Typically, each electricity storage cell 3 is prismatic in shape.

It thus has two large faces 11,13 and four small faces 15, 17, 19, 21 connecting the two large faces 11, 13 to each other (Figures 1 and 3).

The two large faces 11, 13 are parallel and opposite to each other. The four small faces 15, 17, 19, 21 are perpendicular to each other and are perpendicular to the large faces 11, 13.

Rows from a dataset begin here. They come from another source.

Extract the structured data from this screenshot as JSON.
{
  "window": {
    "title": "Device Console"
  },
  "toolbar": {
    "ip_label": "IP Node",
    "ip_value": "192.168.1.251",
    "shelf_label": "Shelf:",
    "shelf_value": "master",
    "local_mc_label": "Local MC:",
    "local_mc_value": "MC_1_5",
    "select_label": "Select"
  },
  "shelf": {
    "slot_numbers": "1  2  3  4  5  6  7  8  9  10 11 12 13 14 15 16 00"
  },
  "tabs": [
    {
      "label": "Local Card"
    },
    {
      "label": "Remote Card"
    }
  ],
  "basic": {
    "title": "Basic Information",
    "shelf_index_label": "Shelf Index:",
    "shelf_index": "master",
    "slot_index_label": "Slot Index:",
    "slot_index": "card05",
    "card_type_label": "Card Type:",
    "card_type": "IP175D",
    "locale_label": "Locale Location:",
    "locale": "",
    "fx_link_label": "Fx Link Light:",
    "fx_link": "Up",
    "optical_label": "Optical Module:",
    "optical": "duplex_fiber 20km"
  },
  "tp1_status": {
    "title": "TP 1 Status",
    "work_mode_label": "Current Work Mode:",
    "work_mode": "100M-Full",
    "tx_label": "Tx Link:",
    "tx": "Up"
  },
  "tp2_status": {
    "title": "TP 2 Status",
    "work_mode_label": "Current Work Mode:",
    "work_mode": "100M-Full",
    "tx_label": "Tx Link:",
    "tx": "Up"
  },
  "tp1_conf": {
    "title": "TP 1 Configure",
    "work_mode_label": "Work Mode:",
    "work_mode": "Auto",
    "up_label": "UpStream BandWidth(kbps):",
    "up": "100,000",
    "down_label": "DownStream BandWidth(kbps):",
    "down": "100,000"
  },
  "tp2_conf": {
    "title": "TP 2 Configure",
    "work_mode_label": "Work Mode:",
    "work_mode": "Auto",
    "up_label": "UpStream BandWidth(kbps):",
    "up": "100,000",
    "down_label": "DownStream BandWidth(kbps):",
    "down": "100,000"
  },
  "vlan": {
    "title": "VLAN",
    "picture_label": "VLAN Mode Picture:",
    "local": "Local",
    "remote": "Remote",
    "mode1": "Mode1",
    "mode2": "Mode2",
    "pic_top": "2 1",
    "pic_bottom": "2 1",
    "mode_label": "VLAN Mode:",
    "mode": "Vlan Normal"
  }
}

The small face 15 carries two electrical contacts 23 ( ).

In the same module 9, the electricity storage cells 3 are juxtaposed transversely. The transverse direction is represented by an arrow T in the figures.

The cells 3 are in contact with each other by their respective large faces 11,13.

The small faces 15 bearing the electrical contacts face the same side and are juxtaposed. The electrical contacts of the different cells of the same module 9 are connected to each other, so as to place the electricity storage cells 3 in series and/or in parallel. The connectors for connecting the electrical contacts of the cells are not shown in the figures.

Each module 9 therefore has the shape of a parallelepiped block having an elongated shape in the transverse direction T.

As seen on the , the casing 5 comprises a supporting structure 25 on which the cells 3 rest.

The envelope 5 also includes a lid 27.

The supporting structure 25 and the cover 27 delimit between them the internal volume 7.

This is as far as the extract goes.